Corte Suprema de Justicia
CORTE SUPREMA DE JUSTICIA
SALA DE CASACIÓN CIVIL
ÁLVARO FERNANDO GARCÍA RESTREPO Magistrado ponente
STC13464-2015
Radicación n.° 11001-22-03-000-2015-02006-01
(Aprobado en sesión de treinta de septiembre de dos mil quince)
Bogotá, D. C., dos (2) de octubre de dos mil quince (2015).
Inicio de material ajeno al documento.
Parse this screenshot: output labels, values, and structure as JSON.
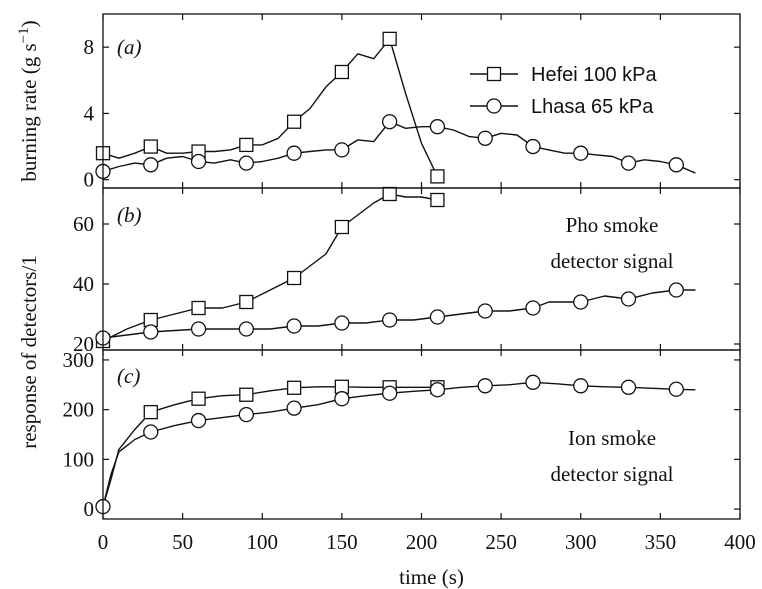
{
  "chart_data": {
    "type": "line",
    "x_axis": {
      "label": "time (s)",
      "range": [
        0,
        400
      ],
      "ticks": [
        0,
        50,
        100,
        150,
        200,
        250,
        300,
        350,
        400
      ]
    },
    "legend": {
      "placement": "top-right of panel (a)",
      "entries": [
        {
          "label": "Hefei 100 kPa",
          "marker": "square"
        },
        {
          "label": "Lhasa 65 kPa",
          "marker": "circle"
        }
      ]
    },
    "shared_y_label": "response of detectors/1",
    "panels": [
      {
        "id": "a",
        "letter": "(a)",
        "ylabel_main": "burning rate (g s",
        "ylabel_sup": "−1",
        "ylabel_close": ")",
        "ylim": [
          -0.5,
          10
        ],
        "yticks": [
          0,
          4,
          8
        ],
        "annotation": [],
        "series": [
          {
            "name": "Hefei 100 kPa",
            "marker": "square",
            "line": [
              [
                0,
                1.6
              ],
              [
                10,
                1.3
              ],
              [
                20,
                1.6
              ],
              [
                30,
                2.0
              ],
              [
                40,
                1.6
              ],
              [
                50,
                1.6
              ],
              [
                60,
                1.7
              ],
              [
                70,
                1.7
              ],
              [
                80,
                1.8
              ],
              [
                90,
                2.1
              ],
              [
                100,
                2.1
              ],
              [
                110,
                2.5
              ],
              [
                120,
                3.5
              ],
              [
                130,
                4.3
              ],
              [
                140,
                5.6
              ],
              [
                150,
                6.5
              ],
              [
                160,
                7.6
              ],
              [
                170,
                7.3
              ],
              [
                180,
                8.5
              ],
              [
                190,
                5.2
              ],
              [
                200,
                2.2
              ],
              [
                210,
                0.2
              ]
            ],
            "markers": [
              [
                0,
                1.6
              ],
              [
                30,
                2.0
              ],
              [
                60,
                1.7
              ],
              [
                90,
                2.1
              ],
              [
                120,
                3.5
              ],
              [
                150,
                6.5
              ],
              [
                180,
                8.5
              ],
              [
                210,
                0.2
              ]
            ]
          },
          {
            "name": "Lhasa 65 kPa",
            "marker": "circle",
            "line": [
              [
                0,
                0.5
              ],
              [
                10,
                0.8
              ],
              [
                20,
                1.0
              ],
              [
                30,
                0.9
              ],
              [
                40,
                1.3
              ],
              [
                50,
                1.4
              ],
              [
                60,
                1.1
              ],
              [
                70,
                1.0
              ],
              [
                80,
                1.2
              ],
              [
                90,
                1.0
              ],
              [
                100,
                1.1
              ],
              [
                110,
                1.3
              ],
              [
                120,
                1.6
              ],
              [
                130,
                1.7
              ],
              [
                140,
                1.8
              ],
              [
                150,
                1.8
              ],
              [
                160,
                2.4
              ],
              [
                170,
                2.3
              ],
              [
                180,
                3.5
              ],
              [
                190,
                3.1
              ],
              [
                200,
                3.2
              ],
              [
                210,
                3.2
              ],
              [
                220,
                3.0
              ],
              [
                230,
                2.6
              ],
              [
                240,
                2.5
              ],
              [
                250,
                2.8
              ],
              [
                260,
                2.7
              ],
              [
                270,
                2.0
              ],
              [
                280,
                1.8
              ],
              [
                290,
                1.6
              ],
              [
                300,
                1.6
              ],
              [
                310,
                1.5
              ],
              [
                320,
                1.4
              ],
              [
                330,
                1.0
              ],
              [
                340,
                1.2
              ],
              [
                350,
                1.1
              ],
              [
                360,
                0.9
              ],
              [
                372,
                0.4
              ]
            ],
            "markers": [
              [
                0,
                0.5
              ],
              [
                30,
                0.9
              ],
              [
                60,
                1.1
              ],
              [
                90,
                1.0
              ],
              [
                120,
                1.6
              ],
              [
                150,
                1.8
              ],
              [
                180,
                3.5
              ],
              [
                210,
                3.2
              ],
              [
                240,
                2.5
              ],
              [
                270,
                2.0
              ],
              [
                300,
                1.6
              ],
              [
                330,
                1.0
              ],
              [
                360,
                0.9
              ]
            ]
          }
        ]
      },
      {
        "id": "b",
        "letter": "(b)",
        "ylim": [
          18,
          72
        ],
        "yticks": [
          20,
          40,
          60
        ],
        "annotation": [
          "Pho smoke",
          "detector signal"
        ],
        "series": [
          {
            "name": "Hefei 100 kPa",
            "marker": "square",
            "line": [
              [
                0,
                21
              ],
              [
                15,
                25
              ],
              [
                30,
                28
              ],
              [
                45,
                30
              ],
              [
                60,
                32
              ],
              [
                75,
                32
              ],
              [
                90,
                34
              ],
              [
                105,
                38
              ],
              [
                120,
                42
              ],
              [
                130,
                46
              ],
              [
                140,
                50
              ],
              [
                150,
                59
              ],
              [
                160,
                63
              ],
              [
                170,
                67
              ],
              [
                180,
                70
              ],
              [
                190,
                69
              ],
              [
                200,
                69
              ],
              [
                210,
                68
              ]
            ],
            "markers": [
              [
                0,
                21
              ],
              [
                30,
                28
              ],
              [
                60,
                32
              ],
              [
                90,
                34
              ],
              [
                120,
                42
              ],
              [
                150,
                59
              ],
              [
                180,
                70
              ],
              [
                210,
                68
              ]
            ]
          },
          {
            "name": "Lhasa 65 kPa",
            "marker": "circle",
            "line": [
              [
                0,
                22
              ],
              [
                15,
                23
              ],
              [
                30,
                24
              ],
              [
                60,
                25
              ],
              [
                90,
                25
              ],
              [
                105,
                25
              ],
              [
                120,
                26
              ],
              [
                135,
                26
              ],
              [
                150,
                27
              ],
              [
                165,
                27
              ],
              [
                180,
                28
              ],
              [
                195,
                28
              ],
              [
                210,
                29
              ],
              [
                225,
                30
              ],
              [
                240,
                31
              ],
              [
                255,
                31
              ],
              [
                270,
                32
              ],
              [
                280,
                34
              ],
              [
                290,
                34
              ],
              [
                300,
                34
              ],
              [
                315,
                36
              ],
              [
                330,
                35
              ],
              [
                345,
                37
              ],
              [
                360,
                38
              ],
              [
                372,
                38
              ]
            ],
            "markers": [
              [
                0,
                22
              ],
              [
                30,
                24
              ],
              [
                60,
                25
              ],
              [
                90,
                25
              ],
              [
                120,
                26
              ],
              [
                150,
                27
              ],
              [
                180,
                28
              ],
              [
                210,
                29
              ],
              [
                240,
                31
              ],
              [
                270,
                32
              ],
              [
                300,
                34
              ],
              [
                330,
                35
              ],
              [
                360,
                38
              ]
            ]
          }
        ]
      },
      {
        "id": "c",
        "letter": "(c)",
        "ylim": [
          -20,
          320
        ],
        "yticks": [
          0,
          100,
          200,
          300
        ],
        "annotation": [
          "Ion smoke",
          "detector signal"
        ],
        "series": [
          {
            "name": "Hefei 100 kPa",
            "marker": "square",
            "line": [
              [
                0,
                5
              ],
              [
                5,
                60
              ],
              [
                10,
                120
              ],
              [
                20,
                160
              ],
              [
                30,
                195
              ],
              [
                45,
                210
              ],
              [
                60,
                222
              ],
              [
                75,
                228
              ],
              [
                90,
                230
              ],
              [
                105,
                238
              ],
              [
                120,
                244
              ],
              [
                135,
                246
              ],
              [
                150,
                246
              ],
              [
                165,
                245
              ],
              [
                180,
                245
              ],
              [
                195,
                245
              ],
              [
                210,
                245
              ]
            ],
            "markers": [
              [
                30,
                195
              ],
              [
                60,
                222
              ],
              [
                90,
                230
              ],
              [
                120,
                244
              ],
              [
                150,
                246
              ],
              [
                180,
                245
              ],
              [
                210,
                245
              ]
            ]
          },
          {
            "name": "Lhasa 65 kPa",
            "marker": "circle",
            "line": [
              [
                0,
                5
              ],
              [
                5,
                70
              ],
              [
                10,
                115
              ],
              [
                20,
                140
              ],
              [
                30,
                155
              ],
              [
                45,
                168
              ],
              [
                60,
                178
              ],
              [
                75,
                184
              ],
              [
                90,
                190
              ],
              [
                105,
                195
              ],
              [
                120,
                203
              ],
              [
                135,
                210
              ],
              [
                150,
                222
              ],
              [
                165,
                228
              ],
              [
                180,
                233
              ],
              [
                195,
                237
              ],
              [
                210,
                240
              ],
              [
                225,
                245
              ],
              [
                240,
                248
              ],
              [
                255,
                250
              ],
              [
                270,
                255
              ],
              [
                285,
                252
              ],
              [
                300,
                248
              ],
              [
                315,
                246
              ],
              [
                330,
                245
              ],
              [
                345,
                243
              ],
              [
                360,
                241
              ],
              [
                372,
                240
              ]
            ],
            "markers": [
              [
                0,
                5
              ],
              [
                30,
                155
              ],
              [
                60,
                178
              ],
              [
                90,
                190
              ],
              [
                120,
                203
              ],
              [
                150,
                222
              ],
              [
                180,
                233
              ],
              [
                210,
                240
              ],
              [
                240,
                248
              ],
              [
                270,
                255
              ],
              [
                300,
                248
              ],
              [
                330,
                245
              ],
              [
                360,
                241
              ]
            ]
          }
        ]
      }
    ]
  }
}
Decide la Corte la impugnación formulada frente al fallo de 1º de septiembre de 2015, proferido por la Sala Civil del Tribunal Superior del Distrito Judicial de Bogotá, dentro de la acción de tutela promovida por María del Pilar Maldonado de Baraya contra la Superintendencia de Sociedades, trámite al que fueron vinculadas las partes y los intervinientes del proceso al que alude el escrito de tutela.
ANTECEDENTES
1. La accionante a través de apoderado judicial, reclama la protección constitucional de los derechos fundamentales a la «personalidad jurídica», al debido proceso «administrativo y judicial», a la «propiedad», a la «prohibición de la confiscación», a la buena fe, a la «presunción de inocencia» y a la igualdad, presuntamente conculcados por la entidad accionada, al negar el decreto de las pruebas solicitadas, resolver negativamente su exclusión del proceso de intervención por la captación masiva y habitual de dineros del público sin autorización legal, y, ordenar su liquidación judicial, dentro del proceso concursal que en su contra y la de otras personas naturales y jurídicas, promovió dicho órgano de inspección, vigilancia y control.
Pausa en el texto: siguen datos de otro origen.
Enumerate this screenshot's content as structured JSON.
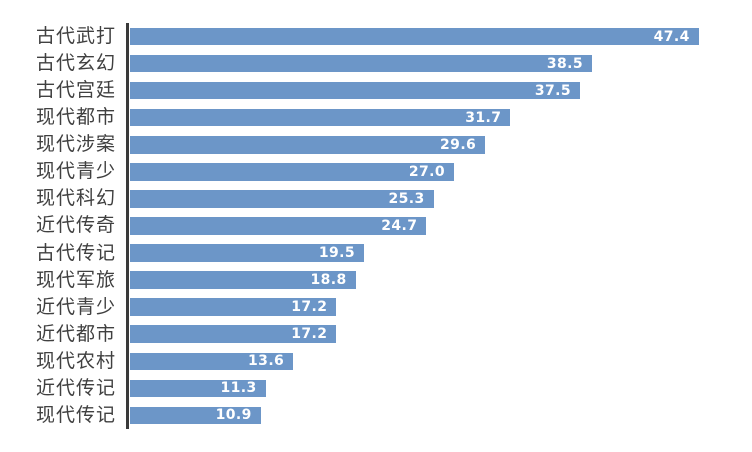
{
  "chart_data": {
    "type": "bar",
    "orientation": "horizontal",
    "title": "",
    "xlabel": "",
    "ylabel": "",
    "xlim": [
      0,
      50
    ],
    "grid": false,
    "legend_position": "none",
    "value_labels_position": "inside-end",
    "categories": [
      "古代武打",
      "古代玄幻",
      "古代宫廷",
      "现代都市",
      "现代涉案",
      "现代青少",
      "现代科幻",
      "近代传奇",
      "古代传记",
      "现代军旅",
      "近代青少",
      "近代都市",
      "现代农村",
      "近代传记",
      "现代传记"
    ],
    "values": [
      47.4,
      38.5,
      37.5,
      31.7,
      29.6,
      27.0,
      25.3,
      24.7,
      19.5,
      18.8,
      17.2,
      17.2,
      13.6,
      11.3,
      10.9
    ],
    "value_labels": [
      "47.4",
      "38.5",
      "37.5",
      "31.7",
      "29.6",
      "27.0",
      "25.3",
      "24.7",
      "19.5",
      "18.8",
      "17.2",
      "17.2",
      "13.6",
      "11.3",
      "10.9"
    ],
    "colors": {
      "bar": "#6C96C8",
      "value_text": "#FFFFFF",
      "category_text": "#404040",
      "axis_line": "#3A3A3A",
      "background": "#FFFFFF"
    }
  }
}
Solicita, entonces, que «se deje sin efectos (…) las (…) providencias expedidas por la Superintendencia de Sociedades: Auto de fecha 29 de julio de 2013 que ordenó la toma de posesión del Sr. VÍCTOR BENJAMÍN MALDONADO RODRÍGUEZ; Auto de fecha 26 de diciembre de 2014, que negó el incidente de exclusión de los bienes del Sr. VÍCTOR BENJAMÍN MALDONADO RODRÍGUEZ, y Auto de fecha 17 de febrero de 2015, que ordenó la liquidación de[l] (…) Sr. VÍCTOR BENJAMÍN MALDONADO RODRÍGUEZ»; o, subsidiariamente, que se ordene a ésta, «rehacer íntegramente el procedimiento en [su] contra (…), garantizando el debido proceso, aplicando el Código de Procedimiento Administrativo y de lo Contencioso Administrativo» (fl. 122, cdno. 1).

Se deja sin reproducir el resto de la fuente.